Our Lady of Lourdes School: full STEAM ahead

Friday, Apr. 27, 2018
Our Lady of Lourdes School: full STEAM ahead + Enlarge
By Special to the Intermountain Catholic

SALT LAKE CITY — Well on course in its second year of implementing technology curriculum based on the International Society for Technology in Education (ISTE), Our Lady of Lourdes School elementary and middle school students have had 12 solid weeks of learning how to think in computational terms by acquiring the basic skills of computer programming/coding.

According to ISTE Standard #6, students are expected to demonstrate a sound comprehension of technology concepts, systems and operations.

“If any instructor is having trouble keeping the attention of soon-to-graduate 8th grade students, teach them how to program!” exclaims Maestro De Astis, Information Communications Technology middle school teacher. “It’s simply astonishing how curious, interested and dedicated to figuring things out the students are when it comes to learning coding; they just keep on asking for more assignments.”

Tonni Trujillo is teaching programming basics to 1st through 4th grade students. In class they compare what they have learned about human brains, as programmed by God, that allow them to infer, deduce and make their own decisions with computers that don’t work without logical sets of commands. The students learn that programs are simply instructions – like instructions that teachers or their parents impart in them.

In preparation for high school, Lourdes bases its instruction through 6th grade on MIT Media Lab’s Scratch block programming designed to teach students how to solve tasks systematically and communicate creativity. They are learning to create games like cat and ball.

“They are thrilled when they accomplish a task as modest as a cat reacting to a ball; it makes them eager to learn something new each week,” points out Ms. Trujillo.

Students in the 6th through 8th grade start their navigation into coding by learning the principles of Boolean Logic, Truth Tables and the reasoning behind sorting algorithms. They complete their preparation by writing and testing assigned tasks in pseudo-code.

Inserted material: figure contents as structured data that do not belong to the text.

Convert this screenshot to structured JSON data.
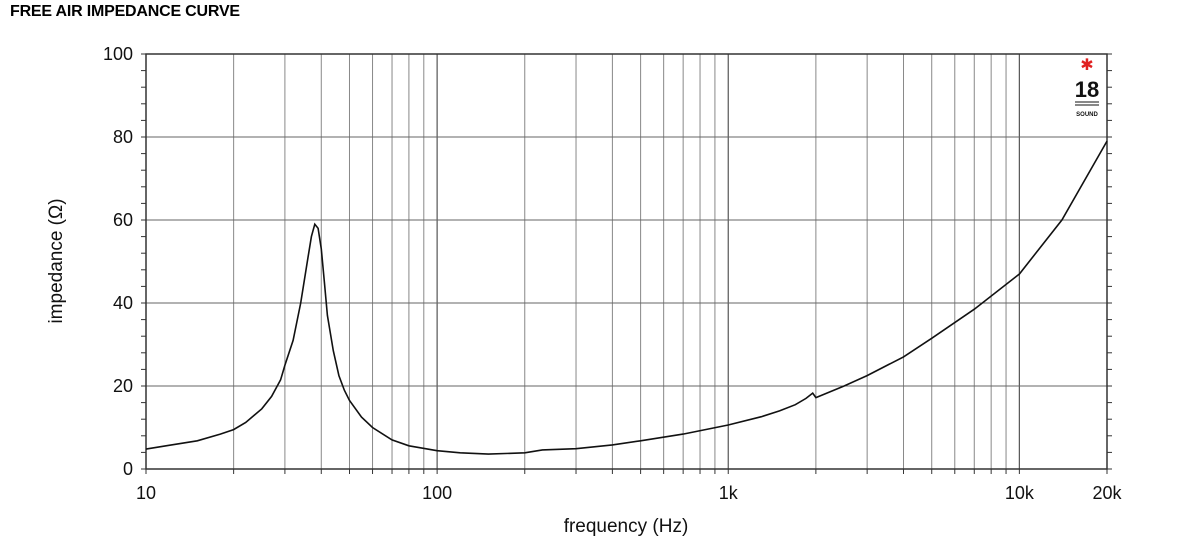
{
  "chart_data": {
    "type": "line",
    "title": "FREE AIR IMPEDANCE CURVE",
    "xlabel": "frequency (Hz)",
    "ylabel": "impedance (Ω)",
    "x_scale": "log",
    "xlim": [
      10,
      20000
    ],
    "ylim": [
      0,
      100
    ],
    "grid": true,
    "x_major_ticks": [
      {
        "value": 10,
        "label": "10"
      },
      {
        "value": 100,
        "label": "100"
      },
      {
        "value": 1000,
        "label": "1k"
      },
      {
        "value": 10000,
        "label": "10k"
      },
      {
        "value": 20000,
        "label": "20k"
      }
    ],
    "y_ticks": [
      {
        "value": 0,
        "label": "0"
      },
      {
        "value": 20,
        "label": "20"
      },
      {
        "value": 40,
        "label": "40"
      },
      {
        "value": 60,
        "label": "60"
      },
      {
        "value": 80,
        "label": "80"
      },
      {
        "value": 100,
        "label": "100"
      }
    ],
    "series": [
      {
        "x": [
          10,
          12,
          15,
          18,
          20,
          22,
          25,
          27,
          29,
          30,
          32,
          34,
          36,
          37,
          38,
          39,
          40,
          41,
          42,
          44,
          46,
          48,
          50,
          55,
          60,
          70,
          80,
          100,
          120,
          150,
          200,
          230,
          300,
          400,
          500,
          700,
          1000,
          1300,
          1500,
          1700,
          1850,
          1950,
          2000,
          2100,
          2500,
          3000,
          4000,
          5000,
          7000,
          10000,
          14000,
          20000
        ],
        "y": [
          4.8,
          5.7,
          6.8,
          8.4,
          9.5,
          11.2,
          14.5,
          17.5,
          21.5,
          25,
          31,
          40,
          51,
          56,
          59,
          58,
          53,
          45,
          37,
          28.5,
          22.5,
          19,
          16.5,
          12.5,
          10,
          7,
          5.6,
          4.4,
          3.9,
          3.6,
          3.9,
          4.6,
          4.9,
          5.8,
          6.8,
          8.4,
          10.6,
          12.6,
          14,
          15.5,
          17,
          18.3,
          17.2,
          17.8,
          20,
          22.5,
          27,
          31.5,
          38.5,
          47,
          60,
          79
        ]
      }
    ]
  },
  "logo": {
    "number": "18",
    "word": "SOUND",
    "star_color": "#e02020"
  }
}
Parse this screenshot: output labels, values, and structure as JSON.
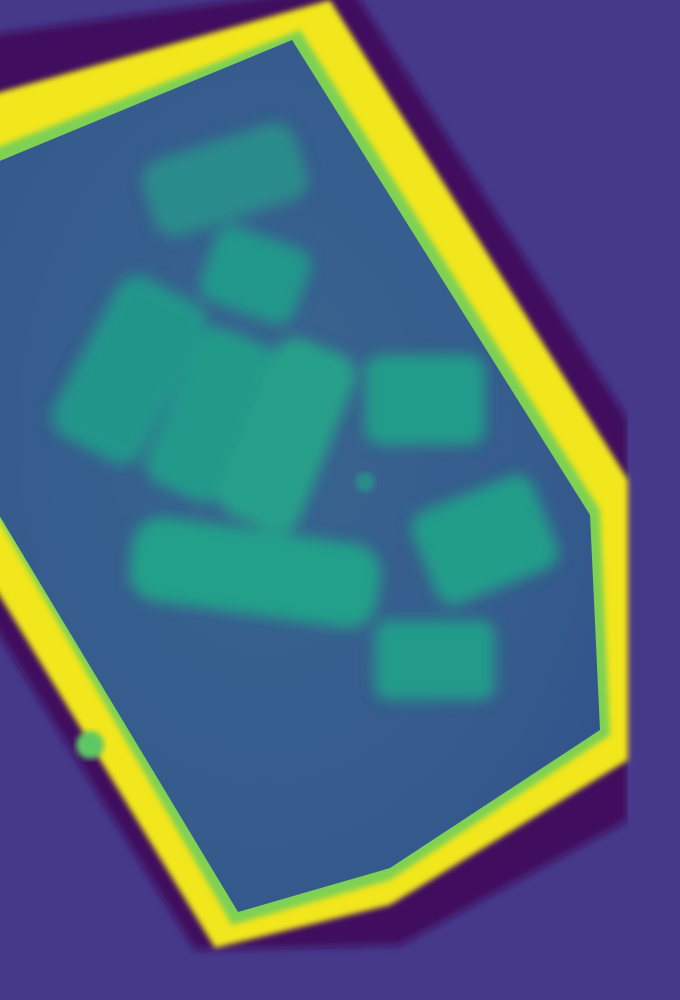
{
  "image": {
    "kind": "false-color depth / intensity map (viridis colormap)",
    "colormap": "viridis",
    "colors": {
      "background": "#46398a",
      "shadow": "#3f0f5f",
      "frame": "#f2e61c",
      "frame_edge": "#7fd152",
      "tray_fill": "#376092",
      "tray_fill_dark": "#33558d",
      "object_fill": "#219b8a",
      "object_fill_light": "#25a08a"
    },
    "objects": [
      {
        "name": "object-top-small"
      },
      {
        "name": "object-upper-middle"
      },
      {
        "name": "object-left-long"
      },
      {
        "name": "object-center-tall"
      },
      {
        "name": "object-center-right-tall"
      },
      {
        "name": "object-right-upper"
      },
      {
        "name": "object-right-lower"
      },
      {
        "name": "object-long-horizontal"
      },
      {
        "name": "object-bottom-square"
      }
    ]
  }
}
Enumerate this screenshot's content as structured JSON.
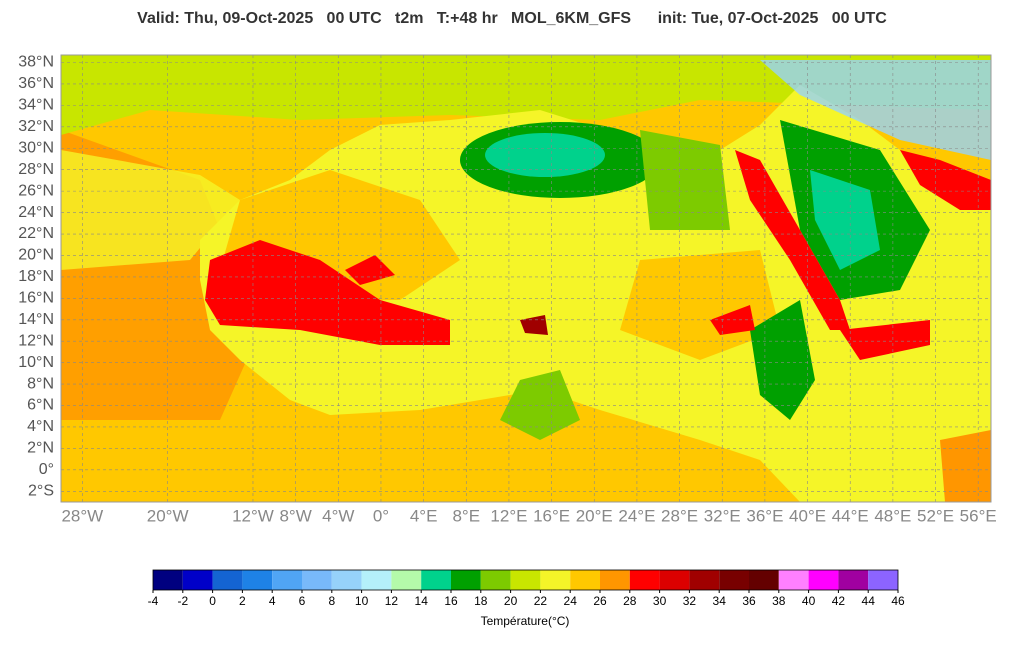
{
  "header": {
    "title": "Valid: Thu, 09-Oct-2025   00 UTC   t2m   T:+48 hr   MOL_6KM_GFS      init: Tue, 07-Oct-2025   00 UTC"
  },
  "map": {
    "lat_range": [
      -3,
      38.7
    ],
    "lon_range": [
      -30,
      57.2
    ],
    "grid": true,
    "lat_ticks": [
      {
        "value": 38,
        "label": "38°N"
      },
      {
        "value": 36,
        "label": "36°N"
      },
      {
        "value": 34,
        "label": "34°N"
      },
      {
        "value": 32,
        "label": "32°N"
      },
      {
        "value": 30,
        "label": "30°N"
      },
      {
        "value": 28,
        "label": "28°N"
      },
      {
        "value": 26,
        "label": "26°N"
      },
      {
        "value": 24,
        "label": "24°N"
      },
      {
        "value": 22,
        "label": "22°N"
      },
      {
        "value": 20,
        "label": "20°N"
      },
      {
        "value": 18,
        "label": "18°N"
      },
      {
        "value": 16,
        "label": "16°N"
      },
      {
        "value": 14,
        "label": "14°N"
      },
      {
        "value": 12,
        "label": "12°N"
      },
      {
        "value": 10,
        "label": "10°N"
      },
      {
        "value": 8,
        "label": "8°N"
      },
      {
        "value": 6,
        "label": "6°N"
      },
      {
        "value": 4,
        "label": "4°N"
      },
      {
        "value": 2,
        "label": "2°N"
      },
      {
        "value": 0,
        "label": "0°"
      },
      {
        "value": -2,
        "label": "2°S"
      }
    ],
    "lon_ticks": [
      {
        "value": -28,
        "label": "28°W"
      },
      {
        "value": -20,
        "label": "20°W"
      },
      {
        "value": -12,
        "label": "12°W"
      },
      {
        "value": -8,
        "label": "8°W"
      },
      {
        "value": -4,
        "label": "4°W"
      },
      {
        "value": 0,
        "label": "0°"
      },
      {
        "value": 4,
        "label": "4°E"
      },
      {
        "value": 8,
        "label": "8°E"
      },
      {
        "value": 12,
        "label": "12°E"
      },
      {
        "value": 16,
        "label": "16°E"
      },
      {
        "value": 20,
        "label": "20°E"
      },
      {
        "value": 24,
        "label": "24°E"
      },
      {
        "value": 28,
        "label": "28°E"
      },
      {
        "value": 32,
        "label": "32°E"
      },
      {
        "value": 36,
        "label": "36°E"
      },
      {
        "value": 40,
        "label": "40°E"
      },
      {
        "value": 44,
        "label": "44°E"
      },
      {
        "value": 48,
        "label": "48°E"
      },
      {
        "value": 52,
        "label": "52°E"
      },
      {
        "value": 56,
        "label": "56°E"
      }
    ]
  },
  "colorbar": {
    "label": "Température(°C)",
    "ticks": [
      -4,
      -2,
      0,
      2,
      4,
      6,
      8,
      10,
      12,
      14,
      16,
      18,
      20,
      22,
      24,
      26,
      28,
      30,
      32,
      34,
      36,
      38,
      40,
      42,
      44,
      46
    ],
    "colors": [
      "#000080",
      "#0000c8",
      "#1464d2",
      "#1e82e6",
      "#50a5f5",
      "#78b9fa",
      "#96d2fa",
      "#b4f0fa",
      "#b4faaa",
      "#00d28c",
      "#00a000",
      "#7dcb00",
      "#c8e600",
      "#f5f528",
      "#ffc800",
      "#ff9600",
      "#ff0000",
      "#dc0000",
      "#a00000",
      "#780000",
      "#640000",
      "#ff80ff",
      "#ff00ff",
      "#a000a0",
      "#8c64ff"
    ]
  }
}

This year 7th graders had to code the most efficient way to drive a school bus to pick up 100 students before school started, and 8th graders had to decide on the best route to deliver priority mail packages.

During the last weeks of the semester, 8th-graders test their skills by completing self-directed, online-based modules based on Python, one of the most extensively used coding languages for prototyping, robotics, science and math solutions.

“Our first project was to write code to create a password,” said 8th-grader Reece Vigil.  “I’m surprised that I like programming as much as I do.  It’s a lot of fun and I can see the value of learning how to do this.”

Our Lady of Lourdes School students graduate with a strong understanding of the foundations of computational thinking, how to write basic computer code, and with a preparedness to meet the next challenges they will face in a digitally based high school education.